In recent studies over the past few years, we are learning that some of the inventions of the past century have been doing more harm to our bodies than good. This includes some synthetic ingredients as well as childhood vaccinations. Due to the toxins found within these, we have an increasingly higher disease rate in the U.S. than ever before. While research has shown that many childhood cases of autism have been linked to such incidents, there is likewise a growing rate of Alzheimer's disease or a related dementia (ADRD).
In the article, "Therapeutic Use of Self": The Concept of "Action and Reaction" in Dementia Care, the Crisis Prevention Institution (CPI) tells us, “There is tremendous benefit to understanding a simple concept which is "action and reaction" as it relates to interacting with someone who has Alzheimer's disease or a related dementia (ADRD). This concept needs to be fully comprehended and acknowledged by all those who interact with those with ADRD in order to facilitate the best possible outcomes.”

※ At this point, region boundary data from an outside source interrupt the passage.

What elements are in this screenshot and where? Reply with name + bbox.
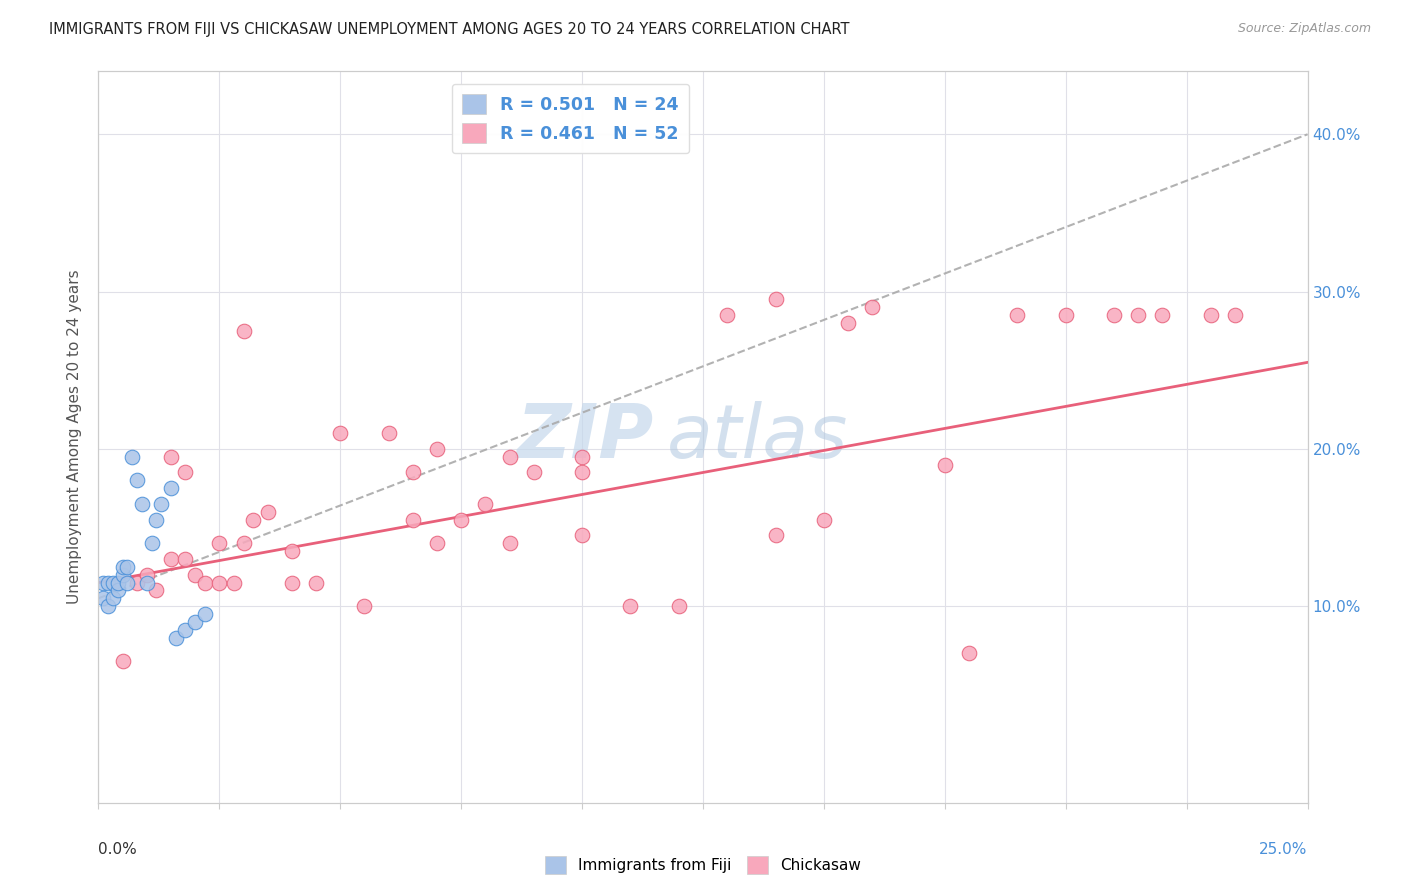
Point bbox=[160, 450, 183, 464]
Point bbox=[426, 536, 449, 550]
Point bbox=[184, 615, 207, 629]
Point bbox=[232, 324, 254, 338]
Point bbox=[402, 513, 425, 527]
Point bbox=[208, 575, 231, 590]
Point bbox=[813, 513, 835, 527]
Text: atlas: atlas bbox=[666, 401, 848, 473]
Point bbox=[135, 575, 157, 590]
Point bbox=[1199, 308, 1222, 322]
Point bbox=[1223, 308, 1246, 322]
Point bbox=[111, 567, 134, 582]
Point bbox=[222, 575, 245, 590]
Point bbox=[117, 559, 139, 574]
Point bbox=[498, 536, 520, 550]
Text: Source: ZipAtlas.com: Source: ZipAtlas.com bbox=[1237, 22, 1371, 36]
Point bbox=[194, 607, 217, 621]
Legend: Immigrants from Fiji, Chickasaw: Immigrants from Fiji, Chickasaw bbox=[538, 850, 868, 880]
Point bbox=[1152, 308, 1174, 322]
Text: 0.0%: 0.0% bbox=[98, 842, 138, 856]
Point bbox=[353, 599, 375, 614]
Point bbox=[450, 513, 472, 527]
Point bbox=[426, 442, 449, 456]
Point bbox=[107, 583, 129, 598]
Point bbox=[145, 513, 167, 527]
Y-axis label: Unemployment Among Ages 20 to 24 years: Unemployment Among Ages 20 to 24 years bbox=[67, 269, 83, 605]
Point bbox=[107, 575, 129, 590]
Point bbox=[194, 575, 217, 590]
Point bbox=[150, 497, 173, 511]
Point bbox=[329, 426, 352, 441]
Point bbox=[474, 497, 496, 511]
Legend: R = 0.501   N = 24, R = 0.461   N = 52: R = 0.501 N = 24, R = 0.461 N = 52 bbox=[451, 84, 689, 153]
Point bbox=[619, 599, 641, 614]
Point bbox=[232, 536, 254, 550]
Point bbox=[571, 450, 593, 464]
Point bbox=[837, 316, 859, 330]
Point bbox=[281, 575, 304, 590]
Text: IMMIGRANTS FROM FIJI VS CHICKASAW UNEMPLOYMENT AMONG AGES 20 TO 24 YEARS CORRELA: IMMIGRANTS FROM FIJI VS CHICKASAW UNEMPL… bbox=[49, 22, 849, 37]
Point bbox=[160, 481, 183, 495]
Point bbox=[305, 575, 328, 590]
Point bbox=[111, 559, 134, 574]
Point bbox=[174, 623, 197, 637]
Point bbox=[377, 426, 399, 441]
Point bbox=[111, 654, 134, 668]
Point bbox=[765, 293, 787, 307]
Point bbox=[165, 631, 187, 645]
Point bbox=[571, 528, 593, 542]
Point bbox=[97, 575, 120, 590]
Point bbox=[498, 450, 520, 464]
Point bbox=[571, 466, 593, 480]
Point bbox=[242, 513, 264, 527]
Text: ZIP: ZIP bbox=[517, 401, 655, 474]
Point bbox=[765, 528, 787, 542]
Point bbox=[101, 575, 124, 590]
Point bbox=[174, 552, 197, 566]
Point bbox=[860, 301, 883, 315]
Point bbox=[101, 591, 124, 606]
Point bbox=[1128, 308, 1150, 322]
Point bbox=[256, 505, 278, 519]
Point bbox=[1007, 308, 1029, 322]
Point bbox=[121, 450, 143, 464]
Point bbox=[523, 466, 546, 480]
Point bbox=[934, 458, 956, 472]
Point bbox=[957, 646, 980, 660]
Point bbox=[131, 497, 153, 511]
Point bbox=[208, 536, 231, 550]
Point bbox=[141, 536, 163, 550]
Point bbox=[127, 473, 149, 487]
Text: 25.0%: 25.0% bbox=[1260, 842, 1308, 856]
Point bbox=[174, 466, 197, 480]
Point bbox=[97, 599, 120, 614]
Point bbox=[135, 567, 157, 582]
Point bbox=[145, 583, 167, 598]
Point bbox=[91, 591, 114, 606]
Point bbox=[127, 575, 149, 590]
Point bbox=[160, 552, 183, 566]
Point bbox=[668, 599, 690, 614]
Point bbox=[91, 575, 114, 590]
Point bbox=[1054, 308, 1077, 322]
Point bbox=[184, 567, 207, 582]
Point bbox=[117, 575, 139, 590]
Point bbox=[281, 544, 304, 558]
Point bbox=[1102, 308, 1125, 322]
Point bbox=[402, 466, 425, 480]
Point bbox=[716, 308, 738, 322]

What the CPI refers to as the “therapeutic use of self,” I believe can be summed up in one simple term; patience. It is easy to lose patience with someone suffering ADRD, as you remember how easy it was to communicate with them over the years. The practice of therapeutic use of self reminds us to be patient and respectful. Put yourself in their shoes, they are going through more frustration than you could possibly imagine. Being patient and holding simple “action and reaction” conversations with them will help them to stay in the preset rather than getting lost in the whirlwind of memories and information over-loading their mind.
During my years working in the nursing home, I interacted with many residents suffering from Alzheimer's or a related dementia. The best way I knew how to ease their anxiety and bring them to the present moment was to sit with them and converse. To let them tell me their story again and again, to make them feel appreciated. Many of these residents no longer had families that would visit, so more than anything they were seeking a friend. They may not have remembered me from one day to the next, but for that one conversation a day, I knew I was bringing them a sense of peace, relief and happiness. All it took was a little patience.